Its Not Nostalgia
This is a pretty simple premise, and I don't have much to type because it is pretty simple.
A lot, if not all of, the things we think are a result of "nostalgia" are not that.
What we lost when we lost Y2K aesthetics was not just a style, a fashion trend,
what we lost was a sense of joy, a celebration of diversity, a hope for a bright future.
What we lost when we lost transparent-plastic housed electronics is not just a "look" or design,
we lost the ability to see the electronics that make our gadgets work,
the sense that our gadgets were designed and made by other human beings.
What we lost when we lost skeumorphic interfaces and colorful, cartoonish icon sets,
was a feeling of having fun when we use tech, replaced with ubiquitous low-contrast flat design
that fades into the background of an utterly boring, utilitarian life of work and drudgery.

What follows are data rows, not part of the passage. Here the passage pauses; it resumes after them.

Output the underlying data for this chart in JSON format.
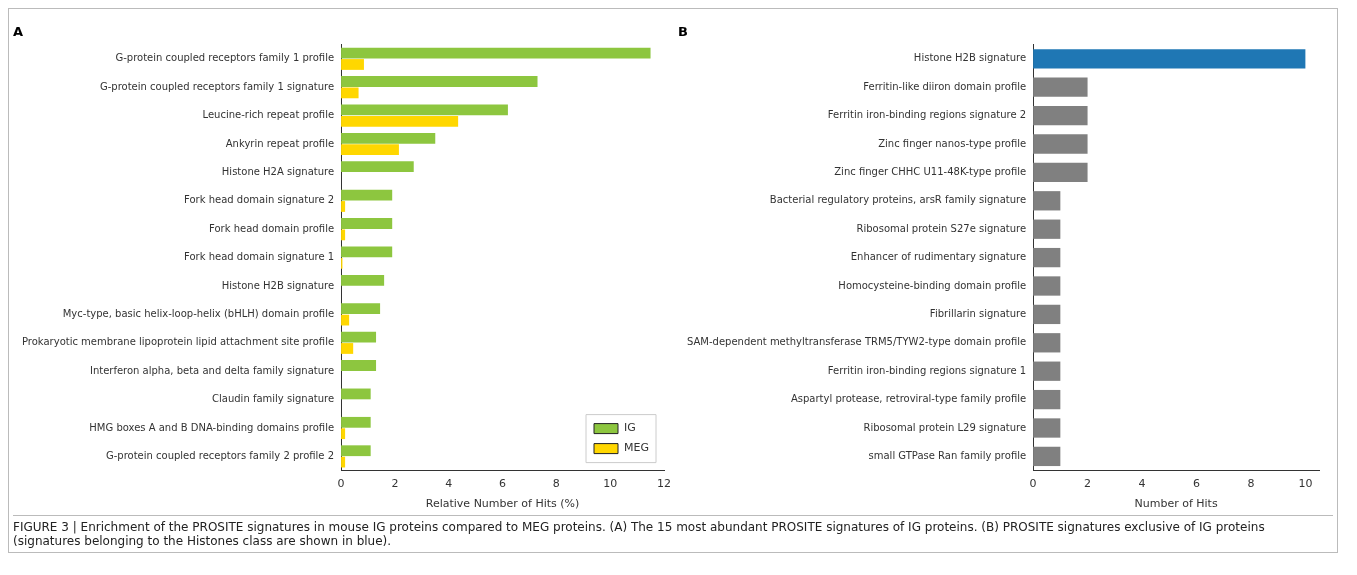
{
  "chart_data": [
    {
      "type": "bar",
      "orientation": "horizontal",
      "title": "A",
      "xlabel": "Relative Number of Hits (%)",
      "categories": [
        "G-protein coupled receptors family 1 profile",
        "G-protein coupled receptors family 1 signature",
        "Leucine-rich repeat profile",
        "Ankyrin repeat profile",
        "Histone H2A signature",
        "Fork head domain signature 2",
        "Fork head domain profile",
        "Fork head domain signature 1",
        "Histone H2B signature",
        "Myc-type, basic helix-loop-helix (bHLH) domain profile",
        "Prokaryotic membrane lipoprotein lipid attachment site profile",
        "Interferon alpha, beta and delta family signature",
        "Claudin family signature",
        "HMG boxes A and B DNA-binding domains profile",
        "G-protein coupled receptors family 2 profile 2"
      ],
      "series": [
        {
          "name": "IG",
          "color": "#8dc63f",
          "values": [
            11.5,
            7.3,
            6.2,
            3.5,
            2.7,
            1.9,
            1.9,
            1.9,
            1.6,
            1.45,
            1.3,
            1.3,
            1.1,
            1.1,
            1.1
          ]
        },
        {
          "name": "MEG",
          "color": "#ffd700",
          "values": [
            0.85,
            0.65,
            4.35,
            2.15,
            0,
            0.15,
            0.15,
            0.05,
            0,
            0.3,
            0.45,
            0,
            0,
            0.15,
            0.15
          ]
        }
      ],
      "xlim": [
        0,
        12
      ],
      "xticks": [
        0,
        2,
        4,
        6,
        8,
        10,
        12
      ],
      "legend": "bottom right",
      "grid": false,
      "annotations": [
        "FIGURE 3 | Enrichment of the PROSITE signatures in mouse IG proteins compared to MEG proteins. (A) The 15 most abundant PROSITE signatures of IG proteins. (B) PROSITE signatures exclusive of IG proteins (signatures belonging to the Histones class are shown in blue)."
      ]
    },
    {
      "type": "bar",
      "orientation": "horizontal",
      "title": "B",
      "xlabel": "Number of Hits",
      "categories": [
        "Histone H2B signature",
        "Ferritin-like diiron domain profile",
        "Ferritin iron-binding regions signature 2",
        "Zinc finger nanos-type profile",
        "Zinc finger CHHC U11-48K-type profile",
        "Bacterial regulatory proteins, arsR family signature",
        "Ribosomal protein S27e signature",
        "Enhancer of rudimentary signature",
        "Homocysteine-binding domain profile",
        "Fibrillarin signature",
        "SAM-dependent methyltransferase TRM5/TYW2-type domain profile",
        "Ferritin iron-binding regions signature 1",
        "Aspartyl protease, retroviral-type family profile",
        "Ribosomal protein L29 signature",
        "small GTPase Ran family profile"
      ],
      "values": [
        10,
        2,
        2,
        2,
        2,
        1,
        1,
        1,
        1,
        1,
        1,
        1,
        1,
        1,
        1
      ],
      "colors": [
        "#1f77b4",
        "#808080",
        "#808080",
        "#808080",
        "#808080",
        "#808080",
        "#808080",
        "#808080",
        "#808080",
        "#808080",
        "#808080",
        "#808080",
        "#808080",
        "#808080",
        "#808080"
      ],
      "xlim": [
        0,
        10.5
      ],
      "xticks": [
        0,
        2,
        4,
        6,
        8,
        10
      ],
      "grid": false
    }
  ]
}
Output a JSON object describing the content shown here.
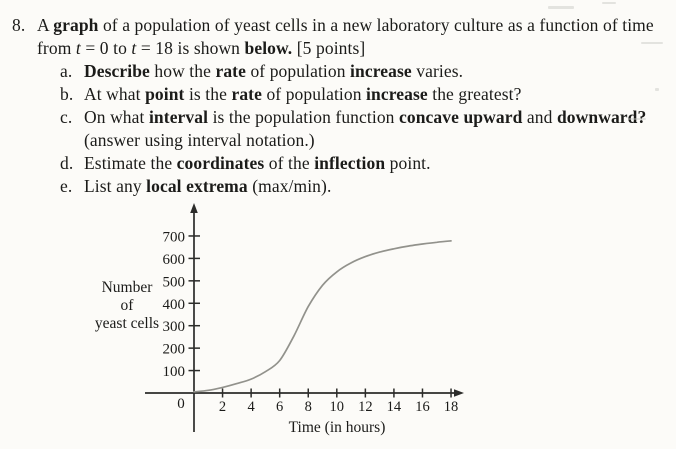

What we lost when we lost CD's, VHS, DVDs, cassettes, weren't just inefficient, suboptimal
formats that were inevitably going to be replaced by digital and streaming media.
We lost the tangible sense of ownership of media that we paid for, and a feeling of
deliberate intention of our purchase, rather than passively receiving it from an algorithm.
What we lost when we lost grunge, post-grunge, numetal and "pop" punk weren't just genres,
we lost forms of mass media which spoke to people on a deep emotional level,
media that, authentically or not, at least tried to reflect the lives of everyday people,
as opposed to being all about the egos of unimaginably wealthy celebrity pop stars.
What we lost when we lost Forums and message boards, pushed out by social media and infinite feeds,
starved out by the Network Effect, wasn't an "outdated" form of communication that nobody likes:
we lost a slow, deliberate, thoughtful form of online expression,
one which we simply don't have the time for or incentives to use anymore.